On-body wearable device localization with a fast and memory efficient SVM-kNN using GPUs

Quanzhe Li, Sae Byuk Shin, Chung Pyo Hong, Shin Dug Kim

    Research output: Contribution to journalArticlepeer-review

    4 Citations (Scopus)


    Biomedical and inertial sensors can be used to generate a complete view of complicated physiological changes in a continuous, real-time, and non-invasive manner. As inappropriate on-body attachments may result in errors, the localization information requires calibration. In most previous studies of on-body wearable device localization, the run-time performance was not evaluated in terms of execution time and memory usage. Recently, smartphones have been used as data processing centers and recognition systems for wearable devices. However, the hardware disadvantages of phone devices have a negative effect on both real-time response and system accuracy. In this study, we focus on a high-performance localization system for the mobile environment and propose a memory efficient algorithm that is accelerated by using graphics processing units (GPUs).
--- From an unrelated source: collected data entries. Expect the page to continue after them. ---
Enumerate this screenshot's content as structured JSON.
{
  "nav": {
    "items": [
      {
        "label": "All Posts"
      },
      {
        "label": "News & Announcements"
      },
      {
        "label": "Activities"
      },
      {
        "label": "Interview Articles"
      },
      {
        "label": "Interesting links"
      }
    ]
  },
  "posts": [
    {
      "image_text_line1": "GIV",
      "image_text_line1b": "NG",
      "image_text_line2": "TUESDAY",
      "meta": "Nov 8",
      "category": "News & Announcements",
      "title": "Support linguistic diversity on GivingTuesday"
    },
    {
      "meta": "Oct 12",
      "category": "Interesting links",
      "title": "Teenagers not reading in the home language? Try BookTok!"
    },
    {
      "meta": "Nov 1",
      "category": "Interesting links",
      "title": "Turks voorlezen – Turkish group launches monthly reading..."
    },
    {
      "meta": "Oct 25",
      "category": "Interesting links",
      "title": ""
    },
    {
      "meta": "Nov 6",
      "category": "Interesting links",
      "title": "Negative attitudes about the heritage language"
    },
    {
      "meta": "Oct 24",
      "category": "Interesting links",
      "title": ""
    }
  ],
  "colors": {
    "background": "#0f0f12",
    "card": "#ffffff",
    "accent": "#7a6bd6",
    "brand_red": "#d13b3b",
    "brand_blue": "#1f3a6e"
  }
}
The algorithm combines a k-nearest neighbor classifier with a support vector machine (SVM)-based decision-maker to refine the classification outcome. This contributes to a faster and more accurate on-body localization for wearable devices. Experiment results demonstrated that the proposed method achieves an accuracy of 92.94%% and is faster than Serial-SVM and GPU-SVM by a factor of 6.81×and 3.87×, respectively. Therefore, the proposed technique can offer a comparable accuracy to SVM-based methods with faster recognition in the mobile environment.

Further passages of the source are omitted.